I always used to scoff at people who felt they needed things like alcohol or drugs to escape from their lives. I always thought, if your life sucks that much, why don't you change it instead of wasting your time escaping from it?

But this year I've noticed that I've started doing things to escape. Like computer games. I used to play computer games to procrastinate, thinking the whole time I was playing that I should be working rather than playing. Now, when I play the Sims or NetHack, I completely forget about everything else I have to do, and I'm able to simply enjoy the game.

Also there's this online persona I've been developing. When I started this diary, I updated it like once a month and didn't really write anything in it. But now I've been revealing frighteningly more and more about myself, and I'm more and more concerned with how many people read what I write and whether they sign my guestbook and whether I should sign up for SuperGold to get comments and crap like that. A couple weeks ago I realized that I had been frequenting message boards and making plans to meet people at Pearl Jam concerts next year, and I suddenly realized how psycho and common I had become.

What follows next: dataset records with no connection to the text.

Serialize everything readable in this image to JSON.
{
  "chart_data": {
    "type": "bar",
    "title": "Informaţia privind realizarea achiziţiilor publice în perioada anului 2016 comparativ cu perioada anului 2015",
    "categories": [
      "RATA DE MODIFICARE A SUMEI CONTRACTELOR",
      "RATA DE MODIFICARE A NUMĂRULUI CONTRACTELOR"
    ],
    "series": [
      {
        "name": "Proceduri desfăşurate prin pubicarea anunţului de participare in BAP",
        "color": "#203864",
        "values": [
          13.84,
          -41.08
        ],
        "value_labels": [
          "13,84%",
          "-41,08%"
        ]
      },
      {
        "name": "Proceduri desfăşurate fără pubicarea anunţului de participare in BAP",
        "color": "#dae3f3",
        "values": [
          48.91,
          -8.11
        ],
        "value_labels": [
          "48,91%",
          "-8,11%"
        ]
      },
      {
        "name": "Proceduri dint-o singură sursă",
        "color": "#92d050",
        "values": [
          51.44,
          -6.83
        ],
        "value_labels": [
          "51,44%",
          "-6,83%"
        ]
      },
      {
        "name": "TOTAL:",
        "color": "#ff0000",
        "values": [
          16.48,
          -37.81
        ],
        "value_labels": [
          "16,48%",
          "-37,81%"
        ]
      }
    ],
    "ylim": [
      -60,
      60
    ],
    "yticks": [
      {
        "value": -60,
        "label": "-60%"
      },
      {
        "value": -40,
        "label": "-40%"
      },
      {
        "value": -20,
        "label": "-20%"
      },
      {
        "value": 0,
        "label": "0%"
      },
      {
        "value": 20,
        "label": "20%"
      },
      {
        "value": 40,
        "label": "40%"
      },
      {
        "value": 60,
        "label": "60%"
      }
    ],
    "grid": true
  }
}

One of my friends at school escapes through music. Not necessarily listening to music, but buying music. One month she spent $1000 on CDs and records. In high school, no matter how busy or tired I was, I still played the piano for an hour or two every day, and I guess that was a sort of escape for me.

And then there are these books that I supposedly want to write. The same friend at school is also writing a book. I wonder if this is just a nother escape mechanism? Maybe that's why there are so many crappy books that get published. In trying to escape from the ugly reality of their lives, everyone becomes an aspiring writer, making up new people with new lives that they can manipulate and live vicariously through.

Blah blah blah, etc. There's no point to this.

I wonder how much it would cost me to buy a freptology thesis that I could turn in as my own? What's the going rate? $50?